Prenatal Sickle Cell Disease Research
After nearly 30 years of research, pediatric and fetal surgeon Alan W. Flake, MD, is on the verge of a potential medical breakthrough: a prenatal cure for sickle cell disease using in utero stem cell transplants.
The procedure Dr. Flake has designed is a series of two bone marrow stem cell transplants from the mother to her child.
The first transplant would occur while the child is still in the womb, taking advantage of a unique window of time when the immune system is immature. The fetus’ body then recognizes the mother’s bone marrow as its own, enabling a second, non-toxic bone marrow transplant of stem cells after birth to complete the process.

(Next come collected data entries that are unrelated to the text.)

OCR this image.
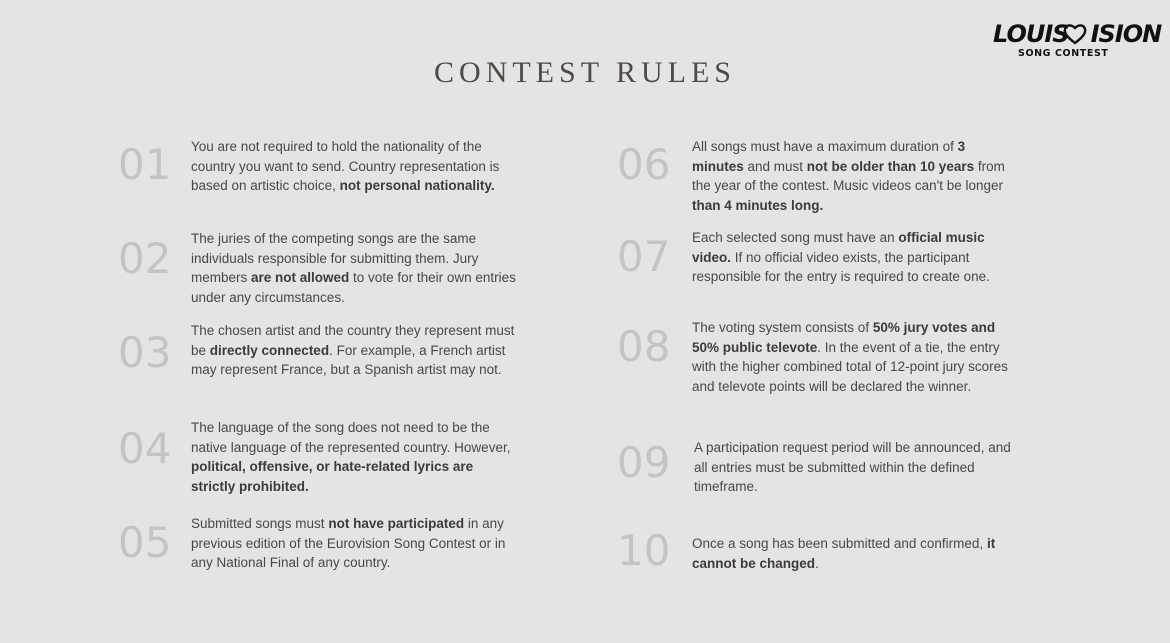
CONTEST RULES
LOUIS   ISION
SONG CONTEST
01 You are not required to hold the nationality of the country you want to send. Country representation is based on artistic choice, not personal nationality.
02 The juries of the competing songs are the same individuals responsible for submitting them. Jury members are not allowed to vote for their own entries under any circumstances.
03 The chosen artist and the country they represent must be directly connected. For example, a French artist may represent France, but a Spanish artist may not.
04 The language of the song does not need to be the native language of the represented country. However, political, offensive, or hate-related lyrics are strictly prohibited.
05 Submitted songs must not have participated in any previous edition of the Eurovision Song Contest or in any National Final of any country.
06 All songs must have a maximum duration of 3 minutes and must not be older than 10 years from the year of the contest. Music videos can't be longer than 4 minutes long.
07 Each selected song must have an official music video. If no official video exists, the participant responsible for the entry is required to create one.
08 The voting system consists of 50% jury votes and 50% public televote. In the event of a tie, the entry with the higher combined total of 12-point jury scores and televote points will be declared the winner.
09 A participation request period will be announced, and all entries must be submitted within the defined timeframe.
10 Once a song has been submitted and confirmed, it cannot be changed.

With normal bone marrow, the child’s body would produce normal red blood cells, avoiding all of the painful, life-limiting symptoms of sickle cell disease. Funding support for this innovative biomedical approach can advance it into a fully realized, unprecedented and enduring scientific achievement: curing sickle cell disease at the beginning of a child’s life. This research has shown success in animal studies and may progress to testing in clinical trials within the next few years.
Children’s Hospital is an international leader in both fetal therapy and the treatment of sickle cell disease and has pioneered numerous medical breakthroughs that have dramatically improved the lives of children. Many of these breakthroughs have then received federal funding support from the National Institutes of Health to help advance research results into new standards of care.